Posted May 19, 2016 at 3:02pm
The furor over the Confederate flag resurfaced this week in Congress, nearly a year after the iconic symbol derailed the entire appropriations process. Here’s a look at how the controversy began.
- A mass shooting at Emanuel African Methodist Episcopal Church in Charleston, South Carolina, kills nine at a Bible study on the evening of June 17, 2015. The church is one of the nation’s oldest historically black congregations (the alleged shooter is currently awaiting trial on both state and federal charges for the attack, which officials have said was racially motivated).
- The presence of the Confederate flag on South Carolina’s state capitol grounds gains national attention following the shooting.
- Rep.
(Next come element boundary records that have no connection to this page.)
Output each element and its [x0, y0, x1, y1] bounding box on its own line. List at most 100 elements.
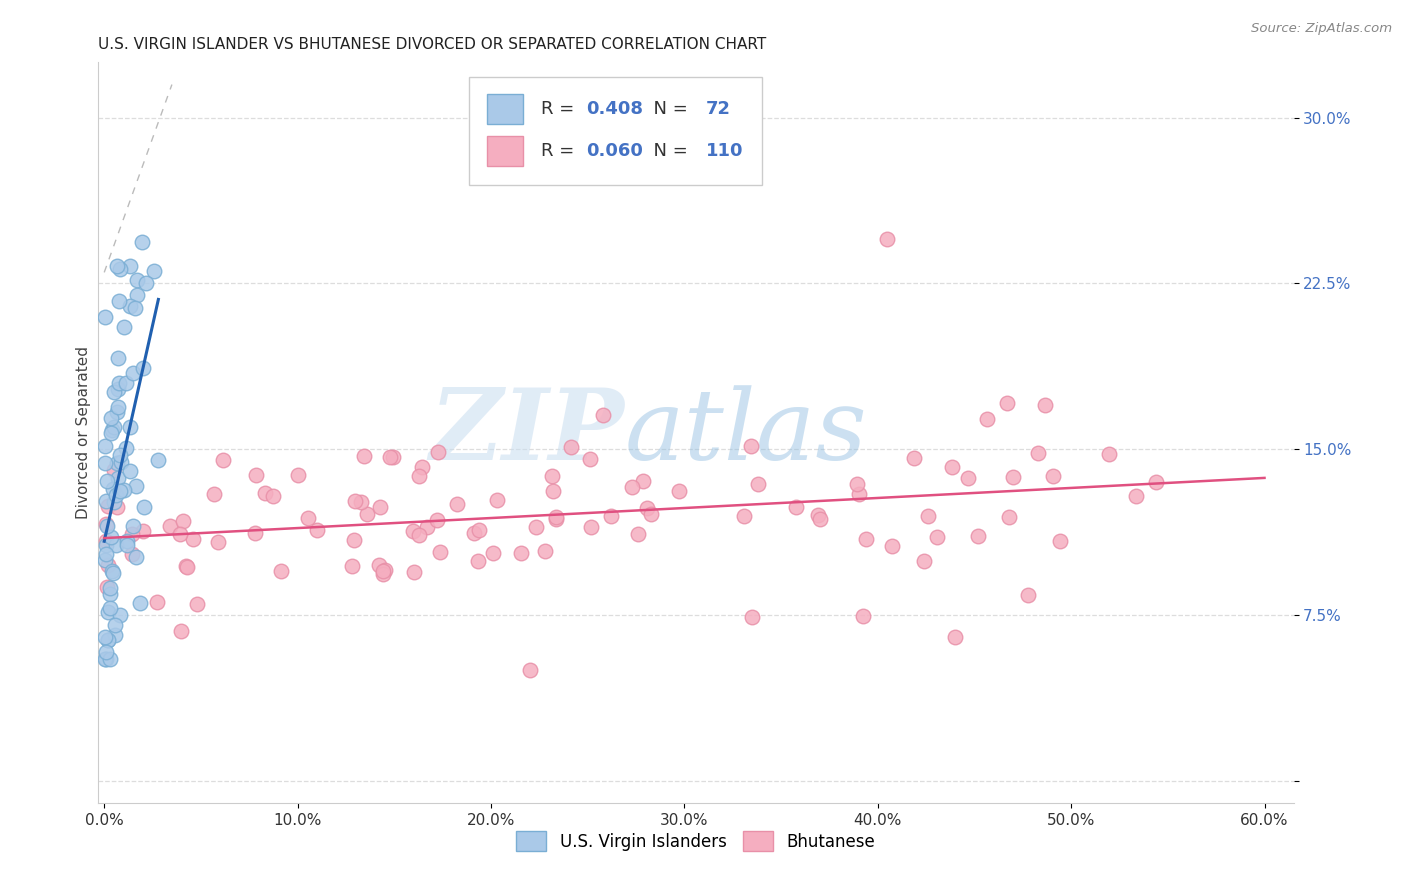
Point: [124, 478, 146, 492]
Point: [125, 273, 148, 287]
Point: [103, 463, 125, 477]
Point: [115, 533, 138, 548]
Point: [808, 512, 831, 526]
Point: [96, 475, 118, 489]
Text: Source: ZipAtlas.com: Source: ZipAtlas.com: [1251, 22, 1392, 36]
Point: [100, 410, 122, 425]
Point: [121, 547, 143, 561]
Point: [957, 471, 980, 485]
Point: [110, 448, 132, 462]
Point: [243, 525, 266, 540]
Point: [108, 483, 131, 498]
Point: [107, 400, 129, 414]
Point: [204, 487, 226, 501]
Point: [121, 518, 143, 533]
Point: [740, 439, 762, 453]
Point: [108, 294, 131, 309]
Point: [142, 264, 165, 278]
Point: [287, 467, 309, 482]
Point: [785, 500, 807, 515]
Point: [121, 367, 143, 381]
Point: [105, 260, 128, 274]
Point: [105, 500, 128, 515]
Point: [207, 535, 229, 549]
Bar: [486, 136, 523, 166]
Text: atlas: atlas: [624, 385, 868, 480]
Point: [544, 510, 567, 524]
Point: [976, 412, 998, 426]
Point: [343, 533, 366, 547]
Point: [93, 310, 115, 324]
Point: [917, 508, 939, 523]
Point: [172, 514, 194, 528]
Point: [135, 276, 157, 290]
Text: 0.408: 0.408: [586, 100, 643, 118]
Point: [159, 518, 181, 533]
Point: [97, 605, 120, 619]
Point: [93, 457, 115, 471]
Point: [125, 288, 148, 302]
Point: [486, 493, 509, 508]
Point: [467, 554, 489, 568]
Point: [118, 260, 141, 274]
Point: [368, 500, 391, 515]
Point: [96, 516, 118, 531]
Point: [579, 452, 602, 467]
Point: [533, 543, 555, 558]
Point: [132, 524, 155, 539]
Point: [374, 564, 396, 578]
Point: [446, 497, 468, 511]
Point: [855, 532, 877, 546]
Point: [132, 500, 155, 514]
Point: [121, 527, 143, 541]
Point: [427, 444, 450, 458]
Point: [416, 520, 439, 534]
Point: [176, 560, 198, 574]
Point: [425, 513, 447, 527]
Point: [103, 628, 125, 642]
Point: [912, 554, 935, 568]
Point: [107, 382, 129, 396]
Point: [103, 566, 125, 580]
Point: [1042, 469, 1064, 483]
Point: [131, 235, 153, 250]
Point: [112, 483, 135, 497]
Point: [350, 495, 373, 509]
Point: [96, 652, 118, 666]
Point: [733, 509, 755, 524]
Point: [519, 663, 541, 677]
Point: [636, 500, 658, 515]
Point: [353, 449, 375, 463]
Point: [118, 299, 141, 313]
Point: [104, 618, 127, 632]
Point: [995, 396, 1018, 410]
Point: [747, 476, 769, 491]
Point: [1002, 470, 1025, 484]
Point: [631, 475, 654, 489]
Text: N =: N =: [643, 143, 693, 161]
Point: [340, 558, 363, 573]
Point: [115, 376, 138, 390]
Point: [93, 553, 115, 567]
Point: [411, 459, 433, 474]
Point: [943, 630, 966, 644]
Point: [546, 512, 568, 526]
Point: [93, 439, 115, 453]
Point: [170, 624, 193, 638]
Point: [94, 547, 117, 561]
Point: [1026, 446, 1049, 460]
Point: [105, 488, 128, 502]
Point: [120, 419, 142, 434]
Point: [640, 508, 662, 522]
Point: [408, 469, 430, 483]
Point: [402, 565, 425, 579]
Point: [108, 262, 131, 277]
Point: [852, 609, 875, 624]
Point: [98, 581, 121, 595]
Point: [132, 360, 155, 375]
Point: [903, 450, 925, 465]
Point: [807, 508, 830, 523]
Point: [108, 376, 131, 390]
Point: [373, 565, 395, 579]
Point: [1125, 489, 1147, 503]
Hakeem Jeffries, D-N.Y., introduces an amendment to the fiscal 2016 Interior-Environment appropriations bill (HR 2822) to prohibit Confederate flag displays in national parks except where historically necessary.
- The Huffman and Jeffries amendments are adopted by voice vote without objection during floor debate on July 7, 2015 on the $30.2 billion Interior-Environment spending bill. But Rep. Ken Calvert, R-Calif., later introduces an amendment allowing the flag’s imagery to be displayed in cemeteries and its sale in National Parks’ gift shops. Democrats loudly object and the bill is pulled from the floor on July 9, stalling all amendments on the matter.
- Amid the ongoing national conversation about the flag as a historic image or a hate symbol, South Carolina GOP Gov. Nikki Haley on July 10 orders the flag removed from the state Capitol.
- The House passes a defense authorization bill on Wednesday, May 18, that includes language allowing the Citadel military college in South Carolina to continue displaying the Confederate flag.
- On Thursday, May 19, the House votes 295-129 to pass its first appropriations bill of the year, the fiscal 2017 $81.6 billion Military Construction-VA bill, which includes an amendment from Huffman that would bar the use of federal funds to display Confederate flag imagery in VA cemeteries.